[The beautiful Dunbar Apartments in Harlem are named for Paul Laurence Dunbar. Let me mention editorially that I am mildly uncomfortable with this entry’s association of Dunbar with Thomas Nelson Page. Dunbar, in my own view, was sui generis as a poet. Benet’s Reader’s Encyclopedia has a tendency–especially in older entries like this one–to discount the originality of African-American writers.]
“Paul Laurence Dunbar: (1872-1906) American poet. Dunbar is noted for his highly skilled use of black themes and dialect. Writing at a time when literary regionalism was in vogue, he was undoubtedly influenced by Thomas Nelson Page. Dunbar was the son of a slave, but became the most famous African-American poet of his time.
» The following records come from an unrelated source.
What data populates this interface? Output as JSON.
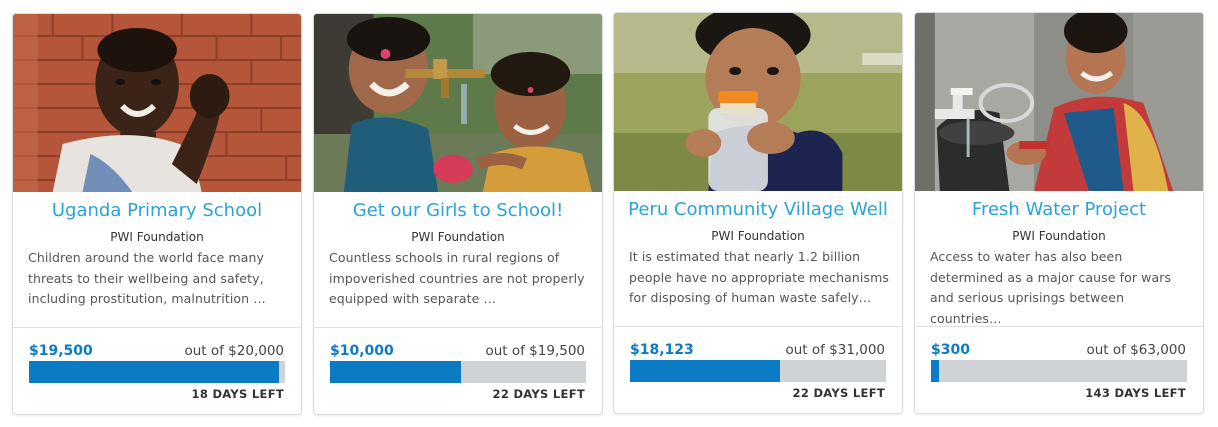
{
  "projects": [
    {
      "title": "Uganda Primary School",
      "organization": "PWI Foundation",
      "description": "Children around the world face many threats to their wellbeing and safety, including prostitution, malnutrition …",
      "raised": "$19,500",
      "goal": "out of $20,000",
      "progress": 0.975,
      "days_left": "18 DAYS LEFT",
      "image": "boy-smiling-brick-wall"
    },
    {
      "title": "Get our Girls to School!",
      "organization": "PWI Foundation",
      "description": "Countless schools in rural regions of impoverished countries are not properly equipped with separate …",
      "raised": "$10,000",
      "goal": "out of $19,500",
      "progress": 0.513,
      "days_left": "22 DAYS LEFT",
      "image": "girls-at-water-tap"
    },
    {
      "title": "Peru Community Village Well",
      "organization": "PWI Foundation",
      "description": "It is estimated that nearly 1.2 billion people have no appropriate mechanisms for disposing of human waste safely…",
      "raised": "$18,123",
      "goal": "out of $31,000",
      "progress": 0.585,
      "days_left": "22 DAYS LEFT",
      "image": "child-with-water-bottle"
    },
    {
      "title": "Fresh Water Project",
      "organization": "PWI Foundation",
      "description": "Access to water has also been determined as a major cause for wars and serious uprisings between countries…",
      "raised": "$300",
      "goal": "out of $63,000",
      "progress": 0.005,
      "days_left": "143 DAYS LEFT",
      "image": "woman-at-water-tap"
    }
  ],
  "colors": {
    "title": "#29a3d8",
    "raised": "#0b7bc5",
    "bar_fill": "#0b7bc5",
    "bar_track": "#cfd3d6"
  }
}
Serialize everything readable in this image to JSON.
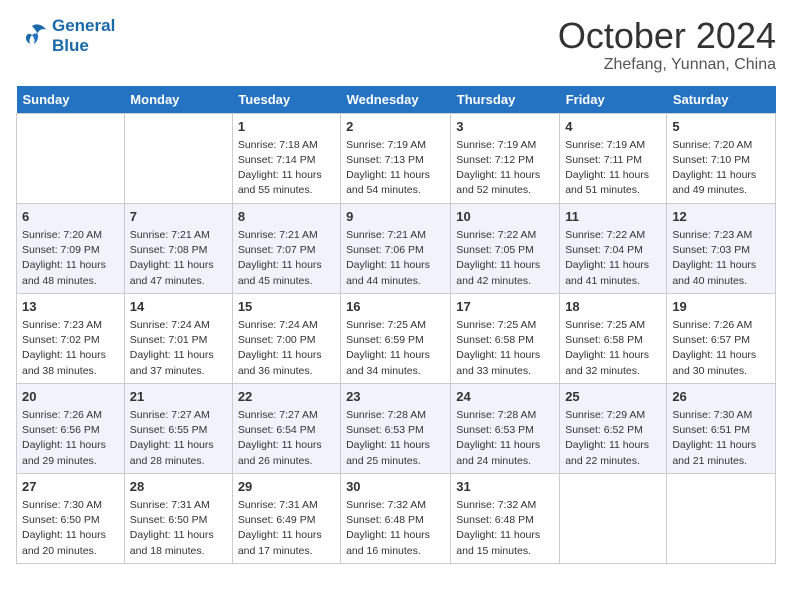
{
  "header": {
    "logo_line1": "General",
    "logo_line2": "Blue",
    "month_title": "October 2024",
    "location": "Zhefang, Yunnan, China"
  },
  "weekdays": [
    "Sunday",
    "Monday",
    "Tuesday",
    "Wednesday",
    "Thursday",
    "Friday",
    "Saturday"
  ],
  "weeks": [
    [
      {
        "day": "",
        "info": ""
      },
      {
        "day": "",
        "info": ""
      },
      {
        "day": "1",
        "info": "Sunrise: 7:18 AM\nSunset: 7:14 PM\nDaylight: 11 hours and 55 minutes."
      },
      {
        "day": "2",
        "info": "Sunrise: 7:19 AM\nSunset: 7:13 PM\nDaylight: 11 hours and 54 minutes."
      },
      {
        "day": "3",
        "info": "Sunrise: 7:19 AM\nSunset: 7:12 PM\nDaylight: 11 hours and 52 minutes."
      },
      {
        "day": "4",
        "info": "Sunrise: 7:19 AM\nSunset: 7:11 PM\nDaylight: 11 hours and 51 minutes."
      },
      {
        "day": "5",
        "info": "Sunrise: 7:20 AM\nSunset: 7:10 PM\nDaylight: 11 hours and 49 minutes."
      }
    ],
    [
      {
        "day": "6",
        "info": "Sunrise: 7:20 AM\nSunset: 7:09 PM\nDaylight: 11 hours and 48 minutes."
      },
      {
        "day": "7",
        "info": "Sunrise: 7:21 AM\nSunset: 7:08 PM\nDaylight: 11 hours and 47 minutes."
      },
      {
        "day": "8",
        "info": "Sunrise: 7:21 AM\nSunset: 7:07 PM\nDaylight: 11 hours and 45 minutes."
      },
      {
        "day": "9",
        "info": "Sunrise: 7:21 AM\nSunset: 7:06 PM\nDaylight: 11 hours and 44 minutes."
      },
      {
        "day": "10",
        "info": "Sunrise: 7:22 AM\nSunset: 7:05 PM\nDaylight: 11 hours and 42 minutes."
      },
      {
        "day": "11",
        "info": "Sunrise: 7:22 AM\nSunset: 7:04 PM\nDaylight: 11 hours and 41 minutes."
      },
      {
        "day": "12",
        "info": "Sunrise: 7:23 AM\nSunset: 7:03 PM\nDaylight: 11 hours and 40 minutes."
      }
    ],
    [
      {
        "day": "13",
        "info": "Sunrise: 7:23 AM\nSunset: 7:02 PM\nDaylight: 11 hours and 38 minutes."
      },
      {
        "day": "14",
        "info": "Sunrise: 7:24 AM\nSunset: 7:01 PM\nDaylight: 11 hours and 37 minutes."
      },
      {
        "day": "15",
        "info": "Sunrise: 7:24 AM\nSunset: 7:00 PM\nDaylight: 11 hours and 36 minutes."
      },
      {
        "day": "16",
        "info": "Sunrise: 7:25 AM\nSunset: 6:59 PM\nDaylight: 11 hours and 34 minutes."
      },
      {
        "day": "17",
        "info": "Sunrise: 7:25 AM\nSunset: 6:58 PM\nDaylight: 11 hours and 33 minutes."
      },
      {
        "day": "18",
        "info": "Sunrise: 7:25 AM\nSunset: 6:58 PM\nDaylight: 11 hours and 32 minutes."
      },
      {
        "day": "19",
        "info": "Sunrise: 7:26 AM\nSunset: 6:57 PM\nDaylight: 11 hours and 30 minutes."
      }
    ],
    [
      {
        "day": "20",
        "info": "Sunrise: 7:26 AM\nSunset: 6:56 PM\nDaylight: 11 hours and 29 minutes."
      },
      {
        "day": "21",
        "info": "Sunrise: 7:27 AM\nSunset: 6:55 PM\nDaylight: 11 hours and 28 minutes."
      },
      {
        "day": "22",
        "info": "Sunrise: 7:27 AM\nSunset: 6:54 PM\nDaylight: 11 hours and 26 minutes."
      },
      {
        "day": "23",
        "info": "Sunrise: 7:28 AM\nSunset: 6:53 PM\nDaylight: 11 hours and 25 minutes."
      },
      {
        "day": "24",
        "info": "Sunrise: 7:28 AM\nSunset: 6:53 PM\nDaylight: 11 hours and 24 minutes."
      },
      {
        "day": "25",
        "info": "Sunrise: 7:29 AM\nSunset: 6:52 PM\nDaylight: 11 hours and 22 minutes."
      },
      {
        "day": "26",
        "info": "Sunrise: 7:30 AM\nSunset: 6:51 PM\nDaylight: 11 hours and 21 minutes."
      }
    ],
    [
      {
        "day": "27",
        "info": "Sunrise: 7:30 AM\nSunset: 6:50 PM\nDaylight: 11 hours and 20 minutes."
      },
      {
        "day": "28",
        "info": "Sunrise: 7:31 AM\nSunset: 6:50 PM\nDaylight: 11 hours and 18 minutes."
      },
      {
        "day": "29",
        "info": "Sunrise: 7:31 AM\nSunset: 6:49 PM\nDaylight: 11 hours and 17 minutes."
      },
      {
        "day": "30",
        "info": "Sunrise: 7:32 AM\nSunset: 6:48 PM\nDaylight: 11 hours and 16 minutes."
      },
      {
        "day": "31",
        "info": "Sunrise: 7:32 AM\nSunset: 6:48 PM\nDaylight: 11 hours and 15 minutes."
      },
      {
        "day": "",
        "info": ""
      },
      {
        "day": "",
        "info": ""
      }
    ]
  ]
}
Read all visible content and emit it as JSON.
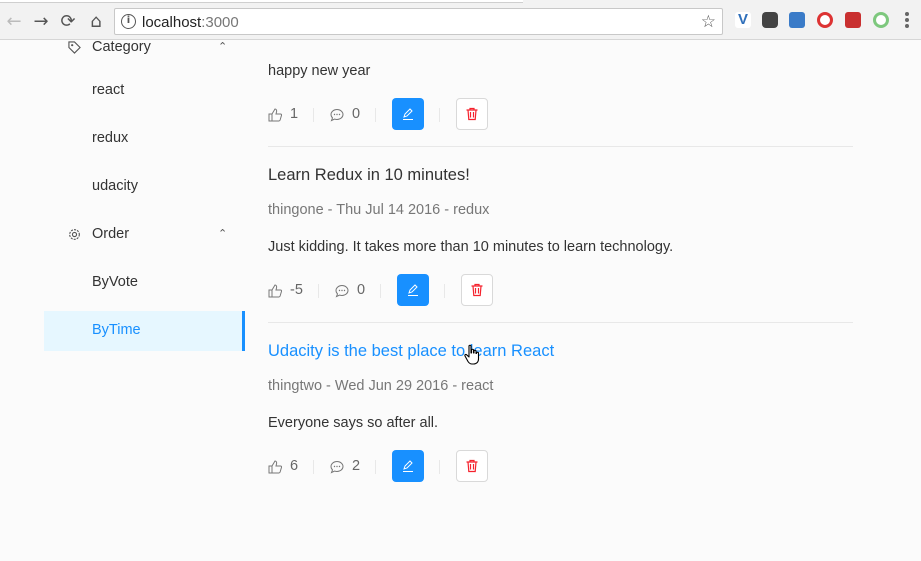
{
  "browser": {
    "url_host": "localhost",
    "url_port": ":3000",
    "back_glyph": "←",
    "forward_glyph": "→",
    "reload_glyph": "⟳",
    "home_glyph": "⌂",
    "star_glyph": "☆",
    "info_glyph": "i",
    "extension_v_label": "V"
  },
  "sidebar": {
    "category": {
      "label": "Category",
      "caret": "⌃"
    },
    "categories": [
      {
        "label": "react"
      },
      {
        "label": "redux"
      },
      {
        "label": "udacity"
      }
    ],
    "order": {
      "label": "Order",
      "caret": "⌃"
    },
    "orders": [
      {
        "label": "ByVote"
      },
      {
        "label": "ByTime"
      }
    ],
    "selected": "ByTime",
    "accent_color": "#1890ff",
    "selected_bg": "#e6f7ff"
  },
  "posts": [
    {
      "body": "happy new year",
      "votes": "1",
      "comments": "0"
    },
    {
      "title": "Learn Redux in 10 minutes!",
      "meta": "thingone - Thu Jul 14 2016 - redux",
      "body": "Just kidding. It takes more than 10 minutes to learn technology.",
      "votes": "-5",
      "comments": "0"
    },
    {
      "title": "Udacity is the best place to learn React",
      "meta": "thingtwo - Wed Jun 29 2016 - react",
      "body": "Everyone says so after all.",
      "votes": "6",
      "comments": "2"
    }
  ],
  "colors": {
    "primary": "#1890ff",
    "danger": "#f5222d"
  }
}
He exercised a great influence on later writers. Lyrics of Lowly Life (1896) is his most famous collection. It was followed by Lyrics of the Hearthside (1899), Lyrics of Love and Laughter (1903), and Lyrics of Sunshine and Shadow. He also wrote novels, including The Uncalled (1898) and The Sport of the Gods (1902).”
Excerpted from: Murphy, Bruce, ed. Benet’s Reader’s Encyclopedia, Fourth Edition. New York: Harper Collins, 1996.